Which is why I wish I was more involved when the registry location was added... handling cases that aren't fully managed by the EM are just a PITA. It seems it would be simpler / faster to just enumerate the registry install locations on startup to see if there are changes (perhaps dir existence / last modified time?) especially since there are very few extensions that use registry install locations. We could add code to do the right thing from that point.
Hmmm... what about the portable use case especially if we support additional install locations as per bug 311008?
We currently do that enumeration of the registry in EM code. We'd need to do it before NS_InitXPCOM2. I don't see why we couldn't just enumerate extensions.ini from nsAppStartup.cpp instead. It isn't much different.

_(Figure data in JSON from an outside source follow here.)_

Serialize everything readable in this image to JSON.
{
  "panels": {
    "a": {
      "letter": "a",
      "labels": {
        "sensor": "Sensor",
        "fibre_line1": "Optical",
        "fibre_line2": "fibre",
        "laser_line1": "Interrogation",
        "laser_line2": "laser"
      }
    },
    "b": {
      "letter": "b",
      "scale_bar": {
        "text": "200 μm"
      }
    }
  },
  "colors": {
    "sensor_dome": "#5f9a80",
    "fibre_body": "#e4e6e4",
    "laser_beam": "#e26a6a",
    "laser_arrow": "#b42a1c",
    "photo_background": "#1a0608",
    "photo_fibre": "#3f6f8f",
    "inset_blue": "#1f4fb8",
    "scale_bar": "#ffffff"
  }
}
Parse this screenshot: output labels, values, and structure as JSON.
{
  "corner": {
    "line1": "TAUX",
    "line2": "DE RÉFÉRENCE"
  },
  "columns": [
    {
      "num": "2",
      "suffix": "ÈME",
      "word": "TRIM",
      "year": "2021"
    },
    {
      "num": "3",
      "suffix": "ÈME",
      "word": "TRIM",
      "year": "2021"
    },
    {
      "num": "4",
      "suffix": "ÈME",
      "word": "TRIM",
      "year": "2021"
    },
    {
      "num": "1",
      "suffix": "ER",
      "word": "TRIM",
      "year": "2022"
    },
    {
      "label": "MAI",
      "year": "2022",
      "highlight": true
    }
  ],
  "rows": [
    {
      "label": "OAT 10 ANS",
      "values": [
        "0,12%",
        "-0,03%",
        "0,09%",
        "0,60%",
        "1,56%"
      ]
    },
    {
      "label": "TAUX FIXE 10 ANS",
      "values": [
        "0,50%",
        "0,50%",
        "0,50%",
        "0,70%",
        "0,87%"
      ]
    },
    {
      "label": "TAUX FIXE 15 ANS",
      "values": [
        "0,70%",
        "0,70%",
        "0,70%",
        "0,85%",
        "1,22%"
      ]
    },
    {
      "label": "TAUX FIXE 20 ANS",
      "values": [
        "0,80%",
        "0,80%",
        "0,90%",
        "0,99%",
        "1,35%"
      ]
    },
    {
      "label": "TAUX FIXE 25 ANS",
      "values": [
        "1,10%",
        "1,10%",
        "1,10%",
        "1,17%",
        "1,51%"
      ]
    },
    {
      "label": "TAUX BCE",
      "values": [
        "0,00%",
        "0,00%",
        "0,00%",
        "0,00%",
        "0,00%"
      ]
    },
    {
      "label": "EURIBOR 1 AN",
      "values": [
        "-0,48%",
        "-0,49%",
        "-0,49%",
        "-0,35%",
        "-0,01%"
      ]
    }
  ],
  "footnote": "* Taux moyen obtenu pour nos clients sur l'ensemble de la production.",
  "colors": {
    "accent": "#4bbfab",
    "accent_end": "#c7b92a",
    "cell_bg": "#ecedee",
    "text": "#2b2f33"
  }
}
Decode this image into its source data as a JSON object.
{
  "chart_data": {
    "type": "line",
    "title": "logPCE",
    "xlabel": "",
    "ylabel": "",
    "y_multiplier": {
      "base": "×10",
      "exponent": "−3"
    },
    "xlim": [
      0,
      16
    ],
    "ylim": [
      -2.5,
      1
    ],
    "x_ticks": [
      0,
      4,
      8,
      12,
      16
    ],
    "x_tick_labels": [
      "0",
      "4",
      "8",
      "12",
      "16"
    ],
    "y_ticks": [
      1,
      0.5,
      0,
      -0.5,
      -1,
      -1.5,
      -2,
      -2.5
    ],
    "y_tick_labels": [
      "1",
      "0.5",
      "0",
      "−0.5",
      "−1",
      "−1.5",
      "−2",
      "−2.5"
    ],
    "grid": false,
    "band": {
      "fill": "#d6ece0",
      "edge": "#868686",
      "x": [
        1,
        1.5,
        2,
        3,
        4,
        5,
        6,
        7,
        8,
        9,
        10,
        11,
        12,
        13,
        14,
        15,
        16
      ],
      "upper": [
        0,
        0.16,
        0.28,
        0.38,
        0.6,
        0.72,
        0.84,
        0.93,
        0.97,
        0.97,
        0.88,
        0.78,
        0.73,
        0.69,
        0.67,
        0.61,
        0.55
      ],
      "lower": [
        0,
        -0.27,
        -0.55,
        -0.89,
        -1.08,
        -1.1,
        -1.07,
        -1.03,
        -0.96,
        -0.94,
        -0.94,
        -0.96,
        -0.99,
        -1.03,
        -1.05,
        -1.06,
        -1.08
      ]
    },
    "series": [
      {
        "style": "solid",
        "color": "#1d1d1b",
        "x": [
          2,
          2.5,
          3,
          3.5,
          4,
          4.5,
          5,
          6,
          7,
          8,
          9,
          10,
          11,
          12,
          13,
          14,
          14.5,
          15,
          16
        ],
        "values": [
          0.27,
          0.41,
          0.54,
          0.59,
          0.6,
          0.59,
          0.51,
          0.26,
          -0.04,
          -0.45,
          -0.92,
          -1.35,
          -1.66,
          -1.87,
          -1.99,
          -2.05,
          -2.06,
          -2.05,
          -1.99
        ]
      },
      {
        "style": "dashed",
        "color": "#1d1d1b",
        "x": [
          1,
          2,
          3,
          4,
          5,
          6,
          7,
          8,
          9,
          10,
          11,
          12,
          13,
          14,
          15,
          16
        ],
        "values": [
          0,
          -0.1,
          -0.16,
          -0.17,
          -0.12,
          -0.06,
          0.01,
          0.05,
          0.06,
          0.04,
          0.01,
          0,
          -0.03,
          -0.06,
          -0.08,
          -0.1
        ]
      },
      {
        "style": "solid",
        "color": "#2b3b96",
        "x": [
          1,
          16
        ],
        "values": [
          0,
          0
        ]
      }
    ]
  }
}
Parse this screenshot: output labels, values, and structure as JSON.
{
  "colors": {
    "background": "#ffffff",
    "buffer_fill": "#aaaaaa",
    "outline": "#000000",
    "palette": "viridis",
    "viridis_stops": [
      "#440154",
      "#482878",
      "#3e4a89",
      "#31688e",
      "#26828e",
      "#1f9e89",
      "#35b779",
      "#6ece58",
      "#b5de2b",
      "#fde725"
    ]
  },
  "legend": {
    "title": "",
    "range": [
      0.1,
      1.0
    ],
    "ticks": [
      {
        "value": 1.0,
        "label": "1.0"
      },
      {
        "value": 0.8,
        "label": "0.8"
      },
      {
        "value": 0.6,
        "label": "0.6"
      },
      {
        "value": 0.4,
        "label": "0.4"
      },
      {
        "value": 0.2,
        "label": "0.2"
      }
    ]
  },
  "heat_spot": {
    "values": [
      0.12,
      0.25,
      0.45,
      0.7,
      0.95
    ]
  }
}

Product: Firefox → Toolkit
This is fixed with the extension manager rewrite, also the new component registration makes it impossible to load extension components before profile-after-change now.
Status: NEW → RESOLVED
Closed: 15 years ago
Resolution: --- → FIXED
Dave, do we have a bug # for this fix? Also, how can it be tested? I assume it's something we also have to do with Mozmill?
Dave, how can the underlying issue be tested? Is there a known extension, which I could use to test the specific situation covered by this bug?
Flags: in-testsuite?
Flags: in-litmus-
OS: Mac OS X → All
Hardware: PowerPC → All
Whiteboard: [AOMTestday]
Target Milestone: --- → mozilla2.0b2
(In reply to comment #15) > Dave, how can the underlying issue be tested? Is there a known extension, which > I could use to test the specific situation covered by this bug? e no longer call xpcom-startup for installed or uninstalled extensions, I guess you could test that but it wouldn't really verify the issue here.
Means a situation like this cannot happen with the profile-after-change notification?
(In reply to comment #17) > Means a situation like this cannot happen with the profile-after-change > notification? Right
Thanks Dave. So marking as verified fixed based on the changes happened to the component registration and the observers.